Berita

Bima Arya: Kepala Daerah Wajib Perkuat Ekosistem Industri Halal Nasional

Advertisement

Wakil Menteri Dalam Negeri (Wamendagri) Bima Arya Sugiarto mendesak para kepala daerah untuk secara aktif memperkuat ekosistem industri halal di wilayah masing-masing. Langkah ini merupakan bagian krusial dari strategi nasional guna mendongkrak daya saing Indonesia di kancah global.

Strategi Penguatan Industri Halal

Bima Arya menyampaikan hal tersebut saat menjadi pembicara kunci dalam acara Kadin Sharia Economic Outlook 2026 di Menara Kadin Indonesia, Jakarta, pada Kamis (29/1/2026). Ia menggarisbawahi pentingnya Indonesia menentukan posisinya dalam peta industri halal dunia dengan menimba ilmu dari praktik terbaik negara-negara lain.

“(Kalau kita lihat) negara-negara tertentu yang sukses (itu karena beberapa faktor). Satu karena dukungan pemerintah, kedua dicanangkan sebagai program nasional, ketiga ada badan khusus yang menangani, keempat fokus pada diferensiasi atau keunggulan, dan kelima ada strategi nasional yang sifatnya betul-betul terstruktur,” ujar Bima Arya dalam keterangan tertulis, Rabu (28/1/2026).

Menurut Bima Arya, Indonesia masih menghadapi tantangan dalam merumuskan keunggulan kompetitif serta menyelaraskan pemahaman antara pemerintah, pelaku usaha, dan masyarakat. Ia mencontohkan keberhasilan Brasil sebagai pemasok daging unggas halal terbesar ke Timur Tengah dan Thailand dengan konsep dapur halal dunia.

“(Pertanyaannya adalah) keunggulan kompetitif (kita) di mana? Di playing field-nya di mana?,” tanyanya.
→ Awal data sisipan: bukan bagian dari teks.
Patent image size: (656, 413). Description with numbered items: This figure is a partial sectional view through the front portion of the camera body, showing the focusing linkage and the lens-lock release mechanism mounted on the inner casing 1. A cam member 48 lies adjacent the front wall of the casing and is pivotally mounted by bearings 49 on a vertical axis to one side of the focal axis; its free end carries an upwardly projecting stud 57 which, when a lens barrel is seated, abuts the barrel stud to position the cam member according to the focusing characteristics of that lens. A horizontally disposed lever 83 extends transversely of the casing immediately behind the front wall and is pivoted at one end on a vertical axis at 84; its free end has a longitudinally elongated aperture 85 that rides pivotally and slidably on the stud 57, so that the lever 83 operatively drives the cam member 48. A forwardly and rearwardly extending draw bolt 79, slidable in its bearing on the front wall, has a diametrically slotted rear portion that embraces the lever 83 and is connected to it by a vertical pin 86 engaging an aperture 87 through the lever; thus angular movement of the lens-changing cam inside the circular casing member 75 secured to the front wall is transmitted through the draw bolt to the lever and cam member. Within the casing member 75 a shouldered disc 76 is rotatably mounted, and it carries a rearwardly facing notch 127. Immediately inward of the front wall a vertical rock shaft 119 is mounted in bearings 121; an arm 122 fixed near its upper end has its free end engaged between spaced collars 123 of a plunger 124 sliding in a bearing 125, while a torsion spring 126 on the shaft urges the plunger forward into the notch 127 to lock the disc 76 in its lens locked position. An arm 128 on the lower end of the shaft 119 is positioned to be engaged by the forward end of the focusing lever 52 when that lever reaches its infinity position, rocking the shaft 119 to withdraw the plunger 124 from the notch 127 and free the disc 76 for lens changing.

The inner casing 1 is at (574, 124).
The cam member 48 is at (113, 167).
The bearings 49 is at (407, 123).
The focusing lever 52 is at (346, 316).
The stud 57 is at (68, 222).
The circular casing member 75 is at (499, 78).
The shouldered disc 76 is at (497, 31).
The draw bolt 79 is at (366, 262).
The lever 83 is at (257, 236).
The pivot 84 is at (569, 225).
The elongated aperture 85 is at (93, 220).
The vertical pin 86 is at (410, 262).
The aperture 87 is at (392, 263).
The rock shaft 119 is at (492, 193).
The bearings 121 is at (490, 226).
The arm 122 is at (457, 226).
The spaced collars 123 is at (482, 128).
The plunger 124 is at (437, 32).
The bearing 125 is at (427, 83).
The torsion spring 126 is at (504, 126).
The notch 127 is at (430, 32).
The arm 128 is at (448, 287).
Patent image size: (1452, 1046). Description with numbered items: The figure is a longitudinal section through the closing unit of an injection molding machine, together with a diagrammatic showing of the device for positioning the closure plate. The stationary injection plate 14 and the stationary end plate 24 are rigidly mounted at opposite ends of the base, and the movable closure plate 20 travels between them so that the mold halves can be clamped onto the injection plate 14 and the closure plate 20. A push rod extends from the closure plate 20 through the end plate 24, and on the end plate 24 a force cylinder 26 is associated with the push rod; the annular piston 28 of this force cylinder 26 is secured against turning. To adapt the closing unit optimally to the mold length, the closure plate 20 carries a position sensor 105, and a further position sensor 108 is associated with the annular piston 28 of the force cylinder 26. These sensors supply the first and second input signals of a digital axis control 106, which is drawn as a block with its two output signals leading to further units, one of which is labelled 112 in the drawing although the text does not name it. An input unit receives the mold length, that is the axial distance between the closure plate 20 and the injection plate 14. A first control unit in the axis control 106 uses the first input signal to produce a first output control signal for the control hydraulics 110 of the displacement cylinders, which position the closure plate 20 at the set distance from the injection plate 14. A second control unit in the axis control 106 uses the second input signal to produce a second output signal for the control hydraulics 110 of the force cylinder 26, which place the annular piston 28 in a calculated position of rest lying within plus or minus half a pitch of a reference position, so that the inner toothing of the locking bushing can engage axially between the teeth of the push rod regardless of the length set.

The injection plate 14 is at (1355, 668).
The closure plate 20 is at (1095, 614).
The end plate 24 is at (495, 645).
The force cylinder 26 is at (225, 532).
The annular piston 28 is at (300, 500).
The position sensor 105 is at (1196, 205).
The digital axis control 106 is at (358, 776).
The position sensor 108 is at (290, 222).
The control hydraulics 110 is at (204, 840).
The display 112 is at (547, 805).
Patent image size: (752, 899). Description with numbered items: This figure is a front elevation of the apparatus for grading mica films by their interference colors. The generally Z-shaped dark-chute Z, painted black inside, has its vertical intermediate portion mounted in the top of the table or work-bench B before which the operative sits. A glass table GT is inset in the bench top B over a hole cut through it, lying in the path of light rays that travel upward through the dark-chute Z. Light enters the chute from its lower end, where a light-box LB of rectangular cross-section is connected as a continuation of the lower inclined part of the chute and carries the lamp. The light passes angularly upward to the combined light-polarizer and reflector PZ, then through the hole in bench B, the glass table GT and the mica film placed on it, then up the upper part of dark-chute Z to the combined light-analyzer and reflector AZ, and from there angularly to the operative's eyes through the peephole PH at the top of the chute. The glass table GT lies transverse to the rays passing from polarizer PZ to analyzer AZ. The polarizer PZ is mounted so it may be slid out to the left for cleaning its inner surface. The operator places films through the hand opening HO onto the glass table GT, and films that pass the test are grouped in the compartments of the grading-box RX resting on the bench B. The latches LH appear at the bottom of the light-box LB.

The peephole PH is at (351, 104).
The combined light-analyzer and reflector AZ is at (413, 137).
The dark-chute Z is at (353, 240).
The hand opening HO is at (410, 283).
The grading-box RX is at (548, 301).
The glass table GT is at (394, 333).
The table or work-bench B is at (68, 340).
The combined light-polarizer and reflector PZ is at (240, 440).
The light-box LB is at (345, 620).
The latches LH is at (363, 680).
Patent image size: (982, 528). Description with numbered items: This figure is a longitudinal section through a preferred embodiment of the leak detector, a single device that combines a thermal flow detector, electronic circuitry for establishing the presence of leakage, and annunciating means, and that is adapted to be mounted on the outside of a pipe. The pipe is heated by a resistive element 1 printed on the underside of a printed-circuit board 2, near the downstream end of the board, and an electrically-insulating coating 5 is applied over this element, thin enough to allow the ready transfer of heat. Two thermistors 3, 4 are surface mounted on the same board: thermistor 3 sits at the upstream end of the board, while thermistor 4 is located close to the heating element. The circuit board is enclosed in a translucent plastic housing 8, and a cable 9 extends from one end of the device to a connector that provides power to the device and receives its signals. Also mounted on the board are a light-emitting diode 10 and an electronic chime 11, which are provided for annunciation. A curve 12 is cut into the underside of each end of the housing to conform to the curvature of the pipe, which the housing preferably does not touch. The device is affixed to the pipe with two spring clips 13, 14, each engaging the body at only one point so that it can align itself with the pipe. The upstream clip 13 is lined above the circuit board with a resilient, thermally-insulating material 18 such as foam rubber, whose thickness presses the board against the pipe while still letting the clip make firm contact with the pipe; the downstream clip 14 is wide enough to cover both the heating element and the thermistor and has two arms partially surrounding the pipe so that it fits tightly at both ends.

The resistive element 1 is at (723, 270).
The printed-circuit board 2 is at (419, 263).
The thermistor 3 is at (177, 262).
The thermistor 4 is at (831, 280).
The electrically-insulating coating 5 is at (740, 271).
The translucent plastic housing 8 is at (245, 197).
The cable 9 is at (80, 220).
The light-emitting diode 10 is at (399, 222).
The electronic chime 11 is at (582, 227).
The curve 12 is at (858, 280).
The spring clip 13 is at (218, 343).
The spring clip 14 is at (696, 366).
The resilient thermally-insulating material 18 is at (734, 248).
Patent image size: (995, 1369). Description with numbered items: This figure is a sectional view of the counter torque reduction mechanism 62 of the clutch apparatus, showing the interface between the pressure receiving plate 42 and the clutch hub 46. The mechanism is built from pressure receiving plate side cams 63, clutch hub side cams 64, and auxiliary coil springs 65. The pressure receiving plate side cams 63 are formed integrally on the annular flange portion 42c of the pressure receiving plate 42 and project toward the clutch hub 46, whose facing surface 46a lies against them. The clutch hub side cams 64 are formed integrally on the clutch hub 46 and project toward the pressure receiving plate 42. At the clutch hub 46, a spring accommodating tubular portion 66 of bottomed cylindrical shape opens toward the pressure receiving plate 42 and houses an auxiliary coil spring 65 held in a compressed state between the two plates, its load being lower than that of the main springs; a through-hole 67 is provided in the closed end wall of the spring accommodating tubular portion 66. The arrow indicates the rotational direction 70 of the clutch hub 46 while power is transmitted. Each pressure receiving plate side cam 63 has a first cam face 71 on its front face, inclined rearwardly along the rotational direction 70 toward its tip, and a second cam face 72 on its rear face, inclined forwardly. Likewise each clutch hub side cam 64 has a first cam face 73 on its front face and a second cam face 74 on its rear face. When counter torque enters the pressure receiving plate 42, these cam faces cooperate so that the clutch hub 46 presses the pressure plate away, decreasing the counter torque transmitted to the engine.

Potensi Besar Indonesia di Industri Halal

Meskipun demikian, Bima Arya meyakini Indonesia memiliki potensi strategis yang sangat besar. Selain menjadi pasar konsumen halal terbesar di dunia, pertumbuhan ekonomi syariah nasional juga menunjukkan tren positif. Pemahaman masyarakat terhadap konsep halal pun kini meluas, tidak lagi terbatas pada aspek makanan semata.

“Halal itu kan bukan hanya soal sekedar memotong saja (atau) makanan saja, tapi juga higienisnya, transparansinya, accountability, ethics dan lain-lain,” jelasnya.

Advertisement

Ia menambahkan bahwa sejumlah pelaku usaha nasional sebenarnya telah memiliki kapasitas untuk bersaing di industri halal global, meskipun jumlahnya masih terbatas.

Peran Kemendagri dan Kepala Daerah

Dalam konteks ini, Bima Arya menegaskan peran strategis Kementerian Dalam Negeri (Kemendagri) dalam memperkuat ekosistem industri halal hingga ke tingkat daerah. Salah satu caranya adalah dengan mengintegrasikan pengembangan industri halal ke dalam dokumen perencanaan pembangunan daerah.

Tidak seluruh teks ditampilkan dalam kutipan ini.